A primary component of becoming eligible to buy a home is having a down payment, which often takes time and saving to create.
Homeownership is a huge part of life’s journey, but the tasks that lead up to purchasing and owning a home can make it seem a little daunting – especially when it comes to setting aside a large chunk of change for the down payment.
A down payment is the initial payment made on the purchase of a home and it ensures the homebuyer’s financial commitment to the purchase of the home.
Some homebuyers shoot for 20% down as that eliminates the private mortgage insurance requirement in many cases. However, many loan programs have down payment requirements of as little as 3-5%. Your loan originator can help you find the best fit for your situation, but it’s always a good rule of thumb to have some money set aside regardless.

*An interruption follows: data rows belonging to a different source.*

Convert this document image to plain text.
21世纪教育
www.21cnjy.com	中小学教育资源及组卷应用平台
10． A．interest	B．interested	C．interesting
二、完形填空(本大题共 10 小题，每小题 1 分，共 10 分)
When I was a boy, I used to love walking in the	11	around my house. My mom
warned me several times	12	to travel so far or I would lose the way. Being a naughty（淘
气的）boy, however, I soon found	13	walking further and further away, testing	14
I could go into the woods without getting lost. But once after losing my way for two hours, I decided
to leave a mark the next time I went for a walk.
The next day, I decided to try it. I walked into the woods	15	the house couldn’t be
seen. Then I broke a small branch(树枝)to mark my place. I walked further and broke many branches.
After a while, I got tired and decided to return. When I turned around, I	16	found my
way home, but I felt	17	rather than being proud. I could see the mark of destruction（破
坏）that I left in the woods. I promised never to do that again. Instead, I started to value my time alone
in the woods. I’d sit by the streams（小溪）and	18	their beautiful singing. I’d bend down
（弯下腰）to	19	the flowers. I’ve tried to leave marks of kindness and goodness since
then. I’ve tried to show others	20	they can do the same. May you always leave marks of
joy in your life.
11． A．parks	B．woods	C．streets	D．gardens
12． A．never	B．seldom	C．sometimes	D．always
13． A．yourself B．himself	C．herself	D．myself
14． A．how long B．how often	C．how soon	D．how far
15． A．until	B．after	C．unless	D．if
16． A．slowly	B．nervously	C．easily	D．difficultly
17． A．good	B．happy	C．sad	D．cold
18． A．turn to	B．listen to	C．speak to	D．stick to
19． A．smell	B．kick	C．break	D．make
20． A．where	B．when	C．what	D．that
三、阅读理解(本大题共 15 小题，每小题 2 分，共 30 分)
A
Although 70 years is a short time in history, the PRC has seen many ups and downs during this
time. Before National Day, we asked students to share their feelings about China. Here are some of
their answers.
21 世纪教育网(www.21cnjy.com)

So, how do you come up with a down payment? Follow these steps.
1. Create a Clear Goal
Homeownership goals vary from person to person and family to family. Having a conversation with your spouse, family members, friends, loan originator, etc. can help you better determine your goal in creating a down payment savings fund.
Start by thinking about the home you want to purchase. Determine the location you are interested in living, the size of home, and style you are looking for and begin doing your research.
2. Create a Savings Fund
By creating a separate space for your down payment savings, you are not only less tempted to use that money, but you are more inclined to begin adding to the fund. You can do this through your bank and start whenever you feel ready.
After opening your account, you can begin transferring little sums of money here and there, or even a fixed amount every month. By building a fixed dollar amount to be transferred into this account, you can watch it grow automatically. This is a convenient option and can be a strong way to begin building the fund.
3. Create a Budget and Stick to It
This step in the savings process takes on a larger role than you may realize. By creating a quarterly, monthly, or weekly budget, you can meet your goals and stay on track with your timeline.
If you already have a budget set (or once you’ve set it), take some time to decide what you may be able to cut down or eliminate. Consider what you spend the most money on and consider selling some of your older, unused items. Believe it or not, these little adjustments can add up!
4. Find Extra Ways to Earn
If you have extra time or a passion outside of your primary source of income, don’t be afraid to capitalize on it. Even temporarily, earnings from a second job can make substantial contributions to your down payment savings fund.
If you enjoy driving, Uber or Lyft are constantly hiring. If you enjoy knitting, consider opening an Etsy shop can give you an extra source of income as well. This is by no means a necessary part of saving for a down payment, but it can certainly boost your timeframe.